When you get into perfect play against an imperfect opponent, things can change a bit, because you might not want to play perfectly in a drawn position if your opponent is not perfect. You'd prefer to play in a way that gives your opponent the most opportunities to go wrong, rather than in the way that leads to the longest (or shortest) draw. But this is a completely different topic...

(1) is right of course.
(2) The world is populated by all kinds of chessplayers. We can say what will happen if there is perfect play: we cannot say that there will be perfect play.
(3) Again, we cannot say that there will be perfect play. You say, "All the other stuff is pretty much irrelevant." Irrelevant to what?

The OP (xshat) started this very thread with, "Chess is chess, and when the day comes that chess is solved, all chess engines will be clones of each other." Those were his opening words.

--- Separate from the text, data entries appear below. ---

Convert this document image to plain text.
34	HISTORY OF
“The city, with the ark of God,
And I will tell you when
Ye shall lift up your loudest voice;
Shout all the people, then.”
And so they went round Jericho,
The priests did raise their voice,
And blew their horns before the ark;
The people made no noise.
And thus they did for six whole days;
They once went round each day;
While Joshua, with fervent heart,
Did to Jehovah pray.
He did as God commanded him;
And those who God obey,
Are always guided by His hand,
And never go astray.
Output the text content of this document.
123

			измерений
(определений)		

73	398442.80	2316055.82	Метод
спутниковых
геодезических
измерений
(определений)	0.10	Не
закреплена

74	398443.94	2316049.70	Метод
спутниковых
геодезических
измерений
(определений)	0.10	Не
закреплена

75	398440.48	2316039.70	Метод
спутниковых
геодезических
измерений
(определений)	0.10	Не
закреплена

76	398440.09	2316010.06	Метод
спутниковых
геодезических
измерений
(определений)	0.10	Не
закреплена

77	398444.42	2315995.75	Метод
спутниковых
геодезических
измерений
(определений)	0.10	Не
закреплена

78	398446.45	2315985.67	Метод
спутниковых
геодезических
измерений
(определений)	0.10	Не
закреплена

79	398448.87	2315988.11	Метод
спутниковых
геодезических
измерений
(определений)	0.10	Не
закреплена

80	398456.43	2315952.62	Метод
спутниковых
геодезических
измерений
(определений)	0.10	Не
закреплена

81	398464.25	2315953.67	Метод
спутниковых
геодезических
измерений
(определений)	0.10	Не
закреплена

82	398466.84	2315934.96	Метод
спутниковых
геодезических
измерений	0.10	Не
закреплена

I relevantly challenged this assertion, and painstakingly argued against it with some success. The success I claim was when the OP made the concession through the comment "... programmed to have solved chess, which includes coding outside of the 32men bases." Presumably the "outside" coding was to cover play in lost or drawn positions. (There are further arguments in this thread as to why this outside coding will be different for each engine and impossible to perfect.)

There is confusion throughout over the terms perfect and solved. Obviously game theory/mathematics has its own technical definitions which must be respected in its fields. For chessplayers (including engines of course) the continual question is what move to play next. Even when chess is formally solved (with 32TBs) players will still be wondering what to do in a lost or drawn position against an unknown opponent. Paradoxically, we'll have the solution but not the answer to our question.